Postmasters at post offices that could see their retail hours cut to two or four hours a day were recently notified of their options. Career employees can take early retirement, if eligible, accept a buy-out offer, or wait until July 2014 and face the consequences of the reduction in force.

Before that date, they can apply for transfers to other facilities that have open positions.

Except for shorter window hours, post office officials say patrons will see no change.

'A postal employee (postmaster relief) will continue to offer full postal products and services the same as before,' Tom Rizzo, communication coordinator for the Northern New England District, said in an email.

Current postmasters will not be considered for the position of postmaster relief employee unless they are no longer USPS employees, he said. Postmasters of facilities that are taking on the administrative responsibilities of the smaller post offices will see their classification, and pay, go up.

'The postmasters will serve as facility head of an Administrative Post Office with new responsibilities, including oversight of several nearby post offices,' Rizzo said.

'Community meetings will be held at all locations under consideration for this new operating alternative, except at locations where the PO has already closed.

A PO will remain open unless the community has a strong preference for another option, for instance a Village Post Office operating as part of a local retail establishment,' he said.

Communities in which hours will be cut to two a day are Lyme Center and Glencliff. The post office in Sugar Hill has already seen its hours reduced, and is now served by a rural carrier.

Previously, Denise Varano, a Northeast Area spokesman for the U.S. Postal Service, explained that facility was never considered a full-fledged post office, but as a NPU- Non Personnel Unit.

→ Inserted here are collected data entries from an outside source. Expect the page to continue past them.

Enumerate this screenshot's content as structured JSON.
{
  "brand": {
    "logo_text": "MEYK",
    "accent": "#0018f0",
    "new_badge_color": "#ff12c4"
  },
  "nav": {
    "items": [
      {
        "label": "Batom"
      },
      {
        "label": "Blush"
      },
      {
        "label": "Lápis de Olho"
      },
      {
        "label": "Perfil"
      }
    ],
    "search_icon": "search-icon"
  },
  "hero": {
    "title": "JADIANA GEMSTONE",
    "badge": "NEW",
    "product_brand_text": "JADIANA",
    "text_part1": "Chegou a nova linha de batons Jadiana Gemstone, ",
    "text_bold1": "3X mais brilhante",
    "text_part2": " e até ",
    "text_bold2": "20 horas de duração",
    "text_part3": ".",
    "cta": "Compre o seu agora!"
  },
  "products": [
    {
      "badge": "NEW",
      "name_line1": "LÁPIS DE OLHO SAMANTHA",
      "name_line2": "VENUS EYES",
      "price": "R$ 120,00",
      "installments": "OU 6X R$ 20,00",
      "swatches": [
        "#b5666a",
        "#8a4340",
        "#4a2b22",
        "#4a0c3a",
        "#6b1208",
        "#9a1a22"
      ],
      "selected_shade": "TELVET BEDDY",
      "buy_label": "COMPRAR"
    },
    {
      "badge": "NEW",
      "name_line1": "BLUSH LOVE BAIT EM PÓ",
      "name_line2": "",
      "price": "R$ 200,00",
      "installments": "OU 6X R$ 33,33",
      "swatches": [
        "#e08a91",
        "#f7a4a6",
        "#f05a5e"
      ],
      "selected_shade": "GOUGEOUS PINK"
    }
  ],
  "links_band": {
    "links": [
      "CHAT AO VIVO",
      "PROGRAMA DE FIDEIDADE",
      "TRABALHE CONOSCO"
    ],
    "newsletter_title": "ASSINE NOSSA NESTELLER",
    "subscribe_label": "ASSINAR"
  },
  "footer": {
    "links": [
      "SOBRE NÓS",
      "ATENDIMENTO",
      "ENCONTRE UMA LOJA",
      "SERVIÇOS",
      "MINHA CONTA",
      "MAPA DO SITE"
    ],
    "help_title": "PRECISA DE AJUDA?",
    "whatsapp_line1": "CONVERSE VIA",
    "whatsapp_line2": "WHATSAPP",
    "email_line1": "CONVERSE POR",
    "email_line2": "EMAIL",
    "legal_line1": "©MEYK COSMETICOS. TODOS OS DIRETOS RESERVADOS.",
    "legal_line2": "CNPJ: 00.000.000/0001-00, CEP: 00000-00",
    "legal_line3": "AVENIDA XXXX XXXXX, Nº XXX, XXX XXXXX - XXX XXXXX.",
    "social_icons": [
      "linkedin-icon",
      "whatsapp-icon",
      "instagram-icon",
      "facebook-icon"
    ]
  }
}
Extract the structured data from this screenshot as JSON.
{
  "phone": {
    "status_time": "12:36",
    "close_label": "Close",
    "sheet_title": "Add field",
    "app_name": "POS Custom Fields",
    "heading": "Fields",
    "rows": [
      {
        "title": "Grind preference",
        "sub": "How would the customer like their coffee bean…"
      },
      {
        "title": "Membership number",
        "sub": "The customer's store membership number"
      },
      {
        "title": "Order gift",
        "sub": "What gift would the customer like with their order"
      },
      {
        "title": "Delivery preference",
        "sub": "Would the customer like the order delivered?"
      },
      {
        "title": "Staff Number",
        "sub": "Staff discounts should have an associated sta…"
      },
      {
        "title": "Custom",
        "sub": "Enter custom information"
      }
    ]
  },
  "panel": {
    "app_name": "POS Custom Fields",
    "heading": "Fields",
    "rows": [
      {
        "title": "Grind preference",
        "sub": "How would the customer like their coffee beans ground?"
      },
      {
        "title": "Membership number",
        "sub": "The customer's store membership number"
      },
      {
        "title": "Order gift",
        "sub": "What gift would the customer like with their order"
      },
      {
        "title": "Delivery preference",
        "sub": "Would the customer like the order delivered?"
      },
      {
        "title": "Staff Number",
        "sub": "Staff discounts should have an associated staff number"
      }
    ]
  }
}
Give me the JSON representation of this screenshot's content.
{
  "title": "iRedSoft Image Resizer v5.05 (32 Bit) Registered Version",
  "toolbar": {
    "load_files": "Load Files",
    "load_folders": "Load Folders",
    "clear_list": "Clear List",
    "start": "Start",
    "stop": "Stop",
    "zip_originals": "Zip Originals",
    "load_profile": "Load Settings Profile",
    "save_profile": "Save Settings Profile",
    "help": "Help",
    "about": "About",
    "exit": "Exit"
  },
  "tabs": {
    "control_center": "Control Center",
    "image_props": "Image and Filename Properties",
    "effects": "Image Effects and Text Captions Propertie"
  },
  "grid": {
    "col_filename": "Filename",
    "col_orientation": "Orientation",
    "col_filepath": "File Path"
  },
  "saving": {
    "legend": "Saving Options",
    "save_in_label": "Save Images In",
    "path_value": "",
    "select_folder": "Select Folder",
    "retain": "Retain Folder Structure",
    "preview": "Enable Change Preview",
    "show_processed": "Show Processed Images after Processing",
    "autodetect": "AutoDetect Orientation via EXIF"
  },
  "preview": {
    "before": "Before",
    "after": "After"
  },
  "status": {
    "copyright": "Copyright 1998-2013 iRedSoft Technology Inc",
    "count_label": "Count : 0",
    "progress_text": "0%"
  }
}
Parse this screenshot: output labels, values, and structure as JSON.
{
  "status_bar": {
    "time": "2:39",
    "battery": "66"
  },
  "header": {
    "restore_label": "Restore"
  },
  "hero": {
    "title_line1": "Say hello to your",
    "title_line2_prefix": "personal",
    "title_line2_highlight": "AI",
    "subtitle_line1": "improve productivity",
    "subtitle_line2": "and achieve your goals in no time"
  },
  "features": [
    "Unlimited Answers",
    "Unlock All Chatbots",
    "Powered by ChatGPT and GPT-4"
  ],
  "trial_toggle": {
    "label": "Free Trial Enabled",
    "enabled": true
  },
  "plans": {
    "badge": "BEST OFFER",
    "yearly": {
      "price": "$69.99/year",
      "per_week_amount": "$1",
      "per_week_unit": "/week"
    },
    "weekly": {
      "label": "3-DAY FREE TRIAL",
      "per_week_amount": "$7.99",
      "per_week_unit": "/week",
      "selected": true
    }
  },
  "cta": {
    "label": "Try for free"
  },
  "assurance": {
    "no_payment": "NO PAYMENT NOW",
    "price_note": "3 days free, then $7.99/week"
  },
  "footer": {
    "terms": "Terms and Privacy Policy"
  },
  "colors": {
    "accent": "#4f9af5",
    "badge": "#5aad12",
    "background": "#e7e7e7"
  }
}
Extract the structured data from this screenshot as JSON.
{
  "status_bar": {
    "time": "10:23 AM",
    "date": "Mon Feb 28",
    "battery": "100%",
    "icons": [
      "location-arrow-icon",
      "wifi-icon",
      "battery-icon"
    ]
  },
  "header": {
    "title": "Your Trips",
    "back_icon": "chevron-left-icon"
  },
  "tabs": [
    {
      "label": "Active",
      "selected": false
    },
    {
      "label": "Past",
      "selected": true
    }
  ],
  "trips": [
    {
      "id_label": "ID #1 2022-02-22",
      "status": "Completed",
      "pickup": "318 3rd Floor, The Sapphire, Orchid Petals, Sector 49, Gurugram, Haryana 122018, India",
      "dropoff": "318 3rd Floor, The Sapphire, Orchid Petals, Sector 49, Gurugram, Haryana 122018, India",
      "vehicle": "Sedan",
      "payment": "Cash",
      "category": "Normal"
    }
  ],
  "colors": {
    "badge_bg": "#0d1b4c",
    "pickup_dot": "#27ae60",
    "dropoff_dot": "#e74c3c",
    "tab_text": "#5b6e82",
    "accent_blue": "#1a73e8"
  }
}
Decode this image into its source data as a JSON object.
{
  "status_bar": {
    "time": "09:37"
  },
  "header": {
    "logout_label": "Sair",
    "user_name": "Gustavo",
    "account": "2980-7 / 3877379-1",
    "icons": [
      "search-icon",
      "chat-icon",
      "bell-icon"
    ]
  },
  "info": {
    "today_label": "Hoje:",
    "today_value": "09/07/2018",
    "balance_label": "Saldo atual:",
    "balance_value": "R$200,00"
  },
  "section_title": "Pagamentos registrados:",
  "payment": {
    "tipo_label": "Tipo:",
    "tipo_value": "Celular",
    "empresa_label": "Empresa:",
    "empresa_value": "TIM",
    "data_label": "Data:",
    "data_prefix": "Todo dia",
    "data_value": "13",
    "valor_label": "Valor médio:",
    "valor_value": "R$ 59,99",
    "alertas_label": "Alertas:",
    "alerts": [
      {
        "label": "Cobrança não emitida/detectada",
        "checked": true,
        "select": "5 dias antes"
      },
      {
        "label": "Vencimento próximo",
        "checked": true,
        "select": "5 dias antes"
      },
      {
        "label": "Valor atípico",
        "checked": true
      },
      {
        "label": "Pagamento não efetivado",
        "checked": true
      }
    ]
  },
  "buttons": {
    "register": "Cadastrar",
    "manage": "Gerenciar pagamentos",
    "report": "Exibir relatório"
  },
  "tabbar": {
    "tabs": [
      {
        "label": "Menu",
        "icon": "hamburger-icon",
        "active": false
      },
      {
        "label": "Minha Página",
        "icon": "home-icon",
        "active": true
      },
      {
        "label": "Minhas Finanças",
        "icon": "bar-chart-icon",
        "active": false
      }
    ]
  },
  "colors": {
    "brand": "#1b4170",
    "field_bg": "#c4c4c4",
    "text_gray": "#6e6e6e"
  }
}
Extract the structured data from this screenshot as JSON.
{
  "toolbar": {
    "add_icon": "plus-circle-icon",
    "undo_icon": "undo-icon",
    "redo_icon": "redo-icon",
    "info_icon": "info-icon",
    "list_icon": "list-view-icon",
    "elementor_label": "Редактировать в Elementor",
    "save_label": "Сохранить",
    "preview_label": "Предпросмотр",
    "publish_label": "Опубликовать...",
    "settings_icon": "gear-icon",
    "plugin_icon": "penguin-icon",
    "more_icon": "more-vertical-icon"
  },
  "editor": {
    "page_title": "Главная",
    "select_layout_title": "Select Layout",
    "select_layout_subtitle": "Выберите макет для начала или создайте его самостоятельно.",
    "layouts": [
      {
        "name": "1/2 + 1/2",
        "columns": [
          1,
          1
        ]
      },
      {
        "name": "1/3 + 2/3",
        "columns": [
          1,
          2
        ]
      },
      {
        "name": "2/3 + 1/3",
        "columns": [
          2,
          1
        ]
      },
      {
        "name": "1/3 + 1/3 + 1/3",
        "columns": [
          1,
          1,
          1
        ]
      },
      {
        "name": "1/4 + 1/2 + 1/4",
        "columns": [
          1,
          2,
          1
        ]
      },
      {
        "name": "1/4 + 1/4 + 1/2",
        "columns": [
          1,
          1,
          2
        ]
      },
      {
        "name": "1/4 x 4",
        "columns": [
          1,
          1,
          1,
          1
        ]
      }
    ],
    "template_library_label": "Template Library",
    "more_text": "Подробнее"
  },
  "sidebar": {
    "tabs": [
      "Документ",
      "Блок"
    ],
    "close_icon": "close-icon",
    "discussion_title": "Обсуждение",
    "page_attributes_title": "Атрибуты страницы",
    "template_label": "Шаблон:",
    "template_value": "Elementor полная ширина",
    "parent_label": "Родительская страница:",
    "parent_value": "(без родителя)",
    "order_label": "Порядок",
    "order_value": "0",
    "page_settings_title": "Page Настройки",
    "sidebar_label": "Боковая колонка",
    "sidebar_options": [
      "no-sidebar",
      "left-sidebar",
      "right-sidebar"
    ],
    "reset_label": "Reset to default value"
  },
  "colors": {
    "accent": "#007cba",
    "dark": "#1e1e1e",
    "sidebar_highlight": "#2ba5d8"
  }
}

'It was very real to us,' Sugar Hill resident Nancy Martland said Wednesday. 'It was only open three hours a day anyway, so the hours were already reduced as far as we were concerned. Perhaps the most disturbing thing to many of us is the way this was handled and continues to be handled by the Post Office. That is, with utter disregard for our community.'

Retail hours in South Tamworth, under the latest proposal, will be reduced to four hours a day.